Perhaps the best bailing out we do as humans is to respond to the needs of other humans, and let God do what God will? I do believe in the mystery of the Divine, that I cannot comprehend the depth and breadth and height of that either. I find myself returning to Eliza Gilkyson’s “Requiem,” a song Gilkyson wrote after the 2004 tsunami, which a friend of mine and I played as my friend was dying of breast cancer. In this economy, we can donate to good causes and be kind and compassionate knowing there is plenty of grief to go around. For those seeking comfort, Victor Hugo said it well, “Have courage for the great sorrows of life and patience for the small ones; and when you have laboriously accomplished your daily task, go to sleep in peace. God is awake.”
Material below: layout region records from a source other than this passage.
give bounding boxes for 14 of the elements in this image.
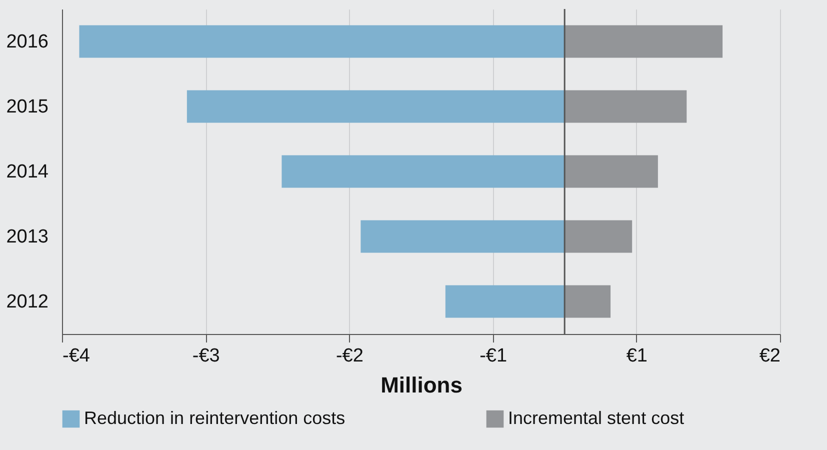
y-tick-label: 2012 (6, 292, 48, 312)
y-tick-label: 2014 (6, 162, 49, 182)
x-tick-label: -€2 (336, 346, 364, 366)
legend-label: Incremental stent cost (508, 408, 684, 428)
y-tick-label: 2016 (6, 32, 48, 52)
legend-label: Reduction in reintervention costs (84, 408, 346, 428)
y-tick-label: 2015 (6, 96, 48, 118)
y-tick-label: 2013 (6, 226, 48, 248)
x-tick-label: -€3 (192, 346, 220, 366)
x-tick-label: -€1 (480, 346, 508, 366)
x-tick-label: €1 (626, 346, 648, 366)
x-tick-label: -€4 (62, 346, 90, 366)
x-tick-label: €2 (759, 346, 780, 366)
x-axis-title: Millions (380, 372, 462, 398)
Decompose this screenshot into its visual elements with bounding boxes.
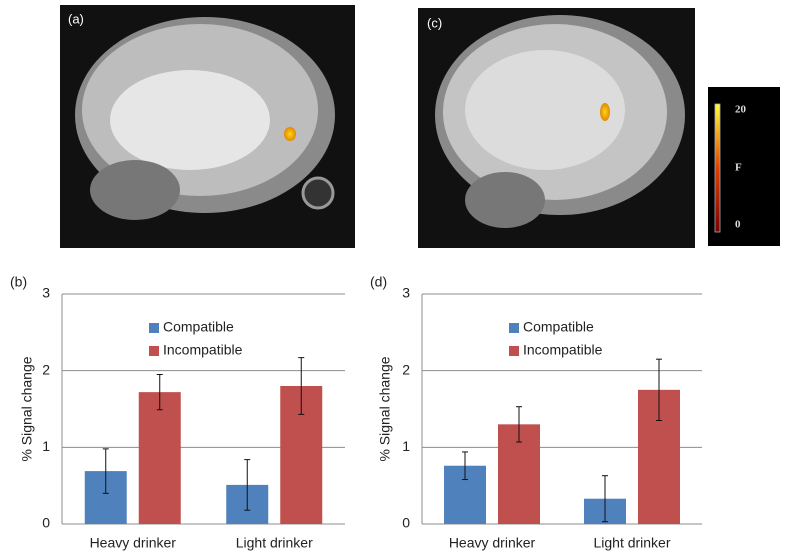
colorbar-label: F — [735, 162, 742, 174]
x-tick-label: Heavy drinker — [90, 535, 177, 551]
legend-label: Incompatible — [523, 342, 603, 358]
y-axis-label: % Signal change — [19, 356, 35, 461]
x-tick-label: Light drinker — [236, 535, 313, 551]
brain-image-c: (c) — [418, 8, 695, 248]
legend-label: Compatible — [163, 319, 234, 335]
panel-label: (d) — [370, 274, 387, 290]
panel-label: (b) — [10, 274, 27, 290]
error-bar — [156, 374, 163, 411]
legend-swatch — [509, 346, 519, 356]
y-tick-label: 3 — [402, 285, 410, 301]
legend-swatch — [149, 346, 159, 356]
y-tick-label: 2 — [42, 361, 50, 377]
y-tick-label: 0 — [402, 515, 410, 531]
legend-swatch — [149, 323, 159, 333]
legend-swatch — [509, 323, 519, 333]
error-bar — [102, 448, 109, 494]
x-tick-label: Heavy drinker — [449, 535, 536, 551]
panel-label: (c) — [427, 15, 442, 30]
panel-label: (a) — [68, 11, 84, 26]
error-bar — [602, 475, 608, 523]
error-bar — [656, 358, 662, 421]
y-tick-label: 0 — [42, 515, 50, 531]
y-tick-label: 1 — [42, 438, 50, 454]
error-bar — [298, 357, 305, 415]
error-bar — [516, 406, 522, 443]
legend-label: Compatible — [523, 319, 594, 335]
y-tick-label: 1 — [402, 438, 410, 454]
brain-image-a: (a) — [60, 5, 355, 248]
x-tick-label: Light drinker — [593, 535, 670, 551]
bar — [138, 392, 181, 524]
error-bar — [462, 451, 468, 481]
y-tick-label: 2 — [402, 361, 410, 377]
y-axis-label: % Signal change — [377, 356, 393, 461]
colorbar-label: 0 — [735, 219, 741, 231]
y-tick-label: 3 — [42, 285, 50, 301]
legend-label: Incompatible — [163, 342, 243, 358]
colorbar-label: 20 — [735, 104, 747, 116]
error-bar — [244, 459, 251, 511]
colorbar: 20 F 0 — [708, 87, 780, 246]
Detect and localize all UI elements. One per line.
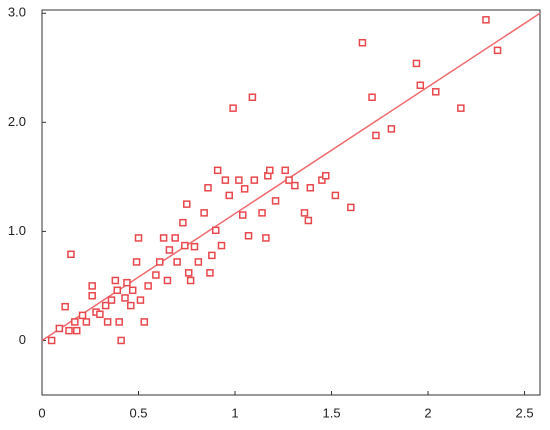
point xyxy=(244,232,253,240)
point xyxy=(78,311,87,320)
x-tick-label: 1 xyxy=(231,405,238,420)
point xyxy=(115,318,123,326)
point xyxy=(457,104,465,112)
point xyxy=(372,131,380,140)
x-tick-label: 2.5 xyxy=(516,405,534,420)
point xyxy=(163,276,172,285)
point xyxy=(262,234,270,242)
point xyxy=(387,125,396,133)
point xyxy=(206,269,214,277)
point xyxy=(217,241,226,250)
point xyxy=(240,185,249,193)
plot-frame xyxy=(41,9,541,396)
point xyxy=(266,166,274,175)
point xyxy=(179,218,187,227)
point xyxy=(432,88,440,96)
point xyxy=(331,191,340,200)
point xyxy=(412,59,421,68)
y-tick-label: 3.0 xyxy=(8,5,26,20)
point xyxy=(132,258,141,266)
point xyxy=(281,166,289,175)
point xyxy=(128,286,137,295)
point xyxy=(136,296,145,304)
point xyxy=(159,234,168,242)
point xyxy=(238,211,247,219)
point xyxy=(127,301,135,310)
point xyxy=(144,282,152,290)
point xyxy=(117,336,125,345)
point xyxy=(271,197,280,205)
point xyxy=(96,310,104,319)
point xyxy=(61,302,69,311)
point xyxy=(111,276,120,285)
point xyxy=(107,296,116,304)
point xyxy=(123,278,131,287)
point xyxy=(482,16,490,24)
point xyxy=(140,318,149,326)
point xyxy=(416,81,425,90)
point xyxy=(235,176,243,184)
point xyxy=(103,318,112,326)
point xyxy=(47,336,56,345)
point xyxy=(88,282,96,290)
point xyxy=(155,258,164,266)
point xyxy=(113,286,122,295)
point xyxy=(121,294,129,302)
point xyxy=(165,246,174,254)
point xyxy=(204,184,212,192)
point xyxy=(285,176,293,184)
point xyxy=(229,104,237,112)
point xyxy=(318,176,326,184)
x-tick-label: 0 xyxy=(38,405,45,420)
point xyxy=(306,184,315,192)
y-tick-label: 2.0 xyxy=(8,114,26,129)
point xyxy=(300,209,309,217)
point xyxy=(250,176,259,184)
point xyxy=(213,166,222,175)
point xyxy=(173,258,181,266)
point xyxy=(181,241,189,250)
point xyxy=(493,46,502,55)
y-tick-label: 0 xyxy=(19,332,26,347)
point xyxy=(55,324,64,333)
point xyxy=(184,269,193,277)
point xyxy=(258,209,266,217)
x-tick-label: 1.5 xyxy=(322,405,340,420)
point xyxy=(321,172,330,180)
point xyxy=(186,276,195,285)
point xyxy=(65,326,73,335)
point xyxy=(291,181,299,190)
point xyxy=(194,258,203,266)
point xyxy=(208,251,216,260)
point xyxy=(71,318,79,326)
point xyxy=(183,200,191,208)
y-tick-label: 1.0 xyxy=(8,223,26,238)
point xyxy=(248,93,257,102)
point xyxy=(225,191,233,200)
point xyxy=(211,226,220,235)
point xyxy=(72,326,81,335)
x-tick-label: 0.5 xyxy=(129,405,147,420)
point xyxy=(221,176,230,184)
point xyxy=(101,301,110,310)
point xyxy=(200,209,208,217)
point xyxy=(190,242,199,251)
point xyxy=(171,234,179,242)
point xyxy=(304,216,313,225)
point xyxy=(358,38,367,47)
point xyxy=(368,93,376,102)
x-tick-label: 2 xyxy=(424,405,431,420)
point xyxy=(347,203,355,212)
point xyxy=(88,292,96,300)
point xyxy=(134,234,143,242)
point xyxy=(82,318,91,326)
point xyxy=(67,250,75,259)
point xyxy=(152,271,160,279)
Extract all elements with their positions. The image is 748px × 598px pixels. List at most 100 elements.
Rev. Susan Baller-Shepard is parish associate pastor at First Presbyterian Church in Normal, Illinois. She is editor of spiritualbookclub.com and its blog.

  • LeeH1

    You are looking at the tragedy wrongly. People are not a body that has a soul, it is the other way around. The soul has a body. Everybody is born to die.What is important to God is not what happens to the body, but what others around you do. If there is hunger, feed the hungry. If there is homlessness, shelter them. If they thirst, give them drink.God did not use the earthquake to kill people he didn’t like; to them they are all souls in human bodies, that are born to die anyway. It is like the coat of a three year old child. The coat is not important, the child is. Some parents can afford nice coats; some only dirty rags. But if the coat takes the heat and burns to a cinder, yet protects the child underneath from the burn, then every parent will bless the coat and hug the child.So what is important is how other people respond to the crisis. If you turn away in distaste because of the race of the victims, or use God’s judgement as your excuse to turn away, or you are too busy with your own self-importance, God will see you and God will judge you.Yes, it is sad when someone dies. But if those around have faith that they will meet in the afterlife, secure in the promises of Heaven, then death is only a short parting of the ways. The dead have not left the house- they are only in the next room.Death is beautiful, but dying is not. Leaving the body behind is difficult. There is pain, then a reward for a good life. Enjoy this life to the fullest, but don’t fear death or be too sad. You only put away the coat when you enter the doorway and have come home.

  • samxstreampools

    “Then spake Jesus to the multitude, and to his disciples saying, ‘The scribes and the Pharisees sit in Moses’ seat: All therefore whatsoever they bid you observe, that observe and do; but do not ye after their works: for they say, and do not. For they bind heavy burdens and grievous to be borne, and lay them on men’s shoulders; but they themselves will not move them with one of their fingers. But all their works they do for to be seen of men: they make broad their phylacteries, and enlarge the borders of their garments; And love the uppermost rooms at feasts, and the chief seats in the synagogues; And greetings in the markets, and to be called of men, Rabbi! Rabbi!! But be not ye called Rabbi: for one is your Master, even Christ; and all ye are brethren.And call no man your father upon the earth: for one is your Father, which is in Heaven.Neither be ye called masters: for one is your Master, even Christ.But he that is greatest among you shall be your servant. And whosoever shall exalt himself shall be abased; and he that shall humble himself shall be exalted.But woe unto you, scribes and Pharisees, hypocrites! for ye shut up the kingdom of heaven against men: for ye neither go in yourselves, neither suffer ye them that are entering to go in.Woe unto you, scribes and Pharisees, hypocrites! for ye devour widows’ houses, and for a pretence make long prayer: therefore ye shall receive the greater damnation.Woe unto you, scribes and Pharisees, hypocrites! for ye compass sea and land to make one proselyte, and when he is made, ye make him twofold more the child of hell than yourselves’.”